As the scrutiny of some of these agencies still goes on, US officials, particularly representatives of some powerful business groups with their fingers in many businesses, wail that the consequences of the ban on development firms employing private guards “will be catastrophic,” as was said by one US official involved in the issue. “If these projects grind to a halt, we might as well go home. They are essential to the counterinsurgency strategy.” Based on estimates given out by some US officials, one could conclude that the private security business alone involved a business worth over one billion dollars a year.
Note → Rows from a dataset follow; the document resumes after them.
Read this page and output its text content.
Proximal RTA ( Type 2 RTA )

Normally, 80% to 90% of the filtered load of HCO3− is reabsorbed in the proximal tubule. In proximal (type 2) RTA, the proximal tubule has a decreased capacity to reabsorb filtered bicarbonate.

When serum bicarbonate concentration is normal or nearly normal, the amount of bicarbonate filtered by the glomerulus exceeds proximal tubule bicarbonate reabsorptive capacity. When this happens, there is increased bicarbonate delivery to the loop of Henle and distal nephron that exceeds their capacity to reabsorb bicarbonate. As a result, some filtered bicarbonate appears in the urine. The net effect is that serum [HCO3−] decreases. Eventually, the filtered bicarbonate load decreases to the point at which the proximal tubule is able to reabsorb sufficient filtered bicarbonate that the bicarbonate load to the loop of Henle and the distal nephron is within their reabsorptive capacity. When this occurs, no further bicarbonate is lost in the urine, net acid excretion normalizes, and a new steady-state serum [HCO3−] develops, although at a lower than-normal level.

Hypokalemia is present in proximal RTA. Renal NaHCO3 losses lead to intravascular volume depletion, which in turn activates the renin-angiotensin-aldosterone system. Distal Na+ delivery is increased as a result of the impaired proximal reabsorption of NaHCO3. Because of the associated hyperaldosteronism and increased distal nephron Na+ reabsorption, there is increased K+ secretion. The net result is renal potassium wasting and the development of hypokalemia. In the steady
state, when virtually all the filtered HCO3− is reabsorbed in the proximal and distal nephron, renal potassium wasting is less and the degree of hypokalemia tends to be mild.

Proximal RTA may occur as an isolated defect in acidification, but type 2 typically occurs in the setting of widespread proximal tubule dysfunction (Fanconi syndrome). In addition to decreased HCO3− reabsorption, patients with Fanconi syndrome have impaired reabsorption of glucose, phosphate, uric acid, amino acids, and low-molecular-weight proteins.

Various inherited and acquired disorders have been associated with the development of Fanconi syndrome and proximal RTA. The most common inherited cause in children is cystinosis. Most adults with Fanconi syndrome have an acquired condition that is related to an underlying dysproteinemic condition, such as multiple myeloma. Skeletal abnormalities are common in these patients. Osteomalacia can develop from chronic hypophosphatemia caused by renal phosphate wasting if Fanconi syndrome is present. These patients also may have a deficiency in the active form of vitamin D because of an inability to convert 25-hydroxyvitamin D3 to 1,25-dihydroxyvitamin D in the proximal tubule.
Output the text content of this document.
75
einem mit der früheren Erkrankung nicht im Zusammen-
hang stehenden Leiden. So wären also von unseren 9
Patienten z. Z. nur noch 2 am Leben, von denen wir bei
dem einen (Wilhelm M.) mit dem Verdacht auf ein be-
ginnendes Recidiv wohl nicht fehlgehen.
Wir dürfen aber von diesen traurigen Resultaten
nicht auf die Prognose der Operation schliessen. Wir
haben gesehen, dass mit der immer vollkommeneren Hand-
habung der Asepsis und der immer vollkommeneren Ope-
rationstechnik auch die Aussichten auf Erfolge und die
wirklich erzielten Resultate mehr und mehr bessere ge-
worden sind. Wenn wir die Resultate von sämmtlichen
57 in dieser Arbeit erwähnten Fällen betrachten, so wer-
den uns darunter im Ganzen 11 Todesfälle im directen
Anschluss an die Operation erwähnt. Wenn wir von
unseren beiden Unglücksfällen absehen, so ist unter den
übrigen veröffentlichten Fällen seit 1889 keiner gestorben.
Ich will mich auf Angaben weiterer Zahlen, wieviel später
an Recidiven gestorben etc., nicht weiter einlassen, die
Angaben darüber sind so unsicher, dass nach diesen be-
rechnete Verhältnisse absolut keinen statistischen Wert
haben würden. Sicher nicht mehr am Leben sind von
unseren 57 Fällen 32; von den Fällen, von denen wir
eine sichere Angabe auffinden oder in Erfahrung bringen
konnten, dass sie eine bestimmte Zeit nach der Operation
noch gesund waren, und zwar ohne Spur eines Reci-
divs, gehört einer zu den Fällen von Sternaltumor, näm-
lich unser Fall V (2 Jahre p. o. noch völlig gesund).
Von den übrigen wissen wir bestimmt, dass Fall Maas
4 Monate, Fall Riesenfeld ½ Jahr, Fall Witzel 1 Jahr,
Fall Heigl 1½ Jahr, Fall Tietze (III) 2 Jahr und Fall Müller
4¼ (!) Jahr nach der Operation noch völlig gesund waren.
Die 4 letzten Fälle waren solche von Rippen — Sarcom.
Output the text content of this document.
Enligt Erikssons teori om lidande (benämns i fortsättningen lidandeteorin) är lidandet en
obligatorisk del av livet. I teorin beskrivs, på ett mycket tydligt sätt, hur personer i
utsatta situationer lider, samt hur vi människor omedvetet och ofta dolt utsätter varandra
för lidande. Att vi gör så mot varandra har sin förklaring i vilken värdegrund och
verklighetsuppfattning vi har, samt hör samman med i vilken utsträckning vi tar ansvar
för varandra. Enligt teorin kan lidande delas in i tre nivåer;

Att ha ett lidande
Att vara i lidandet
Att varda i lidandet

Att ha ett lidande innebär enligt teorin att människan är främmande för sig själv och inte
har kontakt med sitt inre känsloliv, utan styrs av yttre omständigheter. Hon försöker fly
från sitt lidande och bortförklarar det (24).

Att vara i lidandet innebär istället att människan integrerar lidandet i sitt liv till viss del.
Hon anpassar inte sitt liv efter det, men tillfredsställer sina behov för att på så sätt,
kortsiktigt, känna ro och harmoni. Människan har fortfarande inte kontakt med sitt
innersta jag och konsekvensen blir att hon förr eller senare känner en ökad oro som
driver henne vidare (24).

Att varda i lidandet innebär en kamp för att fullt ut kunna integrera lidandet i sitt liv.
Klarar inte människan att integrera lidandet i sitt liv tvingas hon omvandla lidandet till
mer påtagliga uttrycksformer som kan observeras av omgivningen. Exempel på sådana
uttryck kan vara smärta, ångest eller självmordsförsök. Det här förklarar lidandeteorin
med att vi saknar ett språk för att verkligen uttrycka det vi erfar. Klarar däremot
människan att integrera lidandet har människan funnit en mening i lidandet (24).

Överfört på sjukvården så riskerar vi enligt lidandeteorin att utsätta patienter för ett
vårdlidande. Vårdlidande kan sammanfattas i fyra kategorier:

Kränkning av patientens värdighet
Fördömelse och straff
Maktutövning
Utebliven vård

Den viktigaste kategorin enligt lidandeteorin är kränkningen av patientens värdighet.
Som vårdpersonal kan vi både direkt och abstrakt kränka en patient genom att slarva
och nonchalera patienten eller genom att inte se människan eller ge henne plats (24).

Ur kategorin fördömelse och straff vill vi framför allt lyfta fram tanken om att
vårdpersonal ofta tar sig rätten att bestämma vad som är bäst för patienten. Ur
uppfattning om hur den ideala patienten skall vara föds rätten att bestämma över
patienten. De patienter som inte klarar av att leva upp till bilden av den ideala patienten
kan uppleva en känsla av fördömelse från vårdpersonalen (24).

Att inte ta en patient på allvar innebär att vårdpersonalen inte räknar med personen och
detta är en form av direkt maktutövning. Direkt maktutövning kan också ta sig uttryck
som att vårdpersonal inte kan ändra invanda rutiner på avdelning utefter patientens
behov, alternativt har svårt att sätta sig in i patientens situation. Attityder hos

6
The NDU report says that the contracting system — supplies, security, construction, infrastructure projects — stood at around $13.5 billion in 2010. Contractors can import goods for allied forces duty-free. The biggest contractor being investigated so far, according to Afghan officials, is Supreme Group, a multinational with headquarters in Amsterdam, that provides fuel and food and runs dining facilities at many coalition bases.

Writing in counterpunch.org in May 2009 Patrick Cockburn said: “The high expenditure on paying, protecting and accommodating western aid officials in palatial style helps to explain why Afghanistan ranks 174th out of 178th on a UN ranking of countries’ wealth. This is despite a vigorous international aid effort, with the US alone spending $31bn since 2002 up to the end of last year.” The high degree of wastage of aid money in Afghanistan has long been an open secret. In 2006, Jean Mazurelle, the then country director of the World Bank, calculated that between 35 per cent and 40 per cent of aid was “badly spent”. “The wastage of aid is sky-high,” he said. “There is real looting going on, mainly by private enterprises. It is a scandal.”

In another article in December of last year, and on the same website, he wrote: “Big contracts are given to large US companies that are used to a complicated bidding process, can produce appropriate paperwork and are well-connected in Washington.” This war economy indirectly funds the militancy as well. Hundreds of millions of dollars go to the Taliban coffers in return for safe passage of cargo containers as well as protection of communication installations across the country. Who would be interested in ending this conflict then?

Published in The Express Tribune, March 31st, 2011.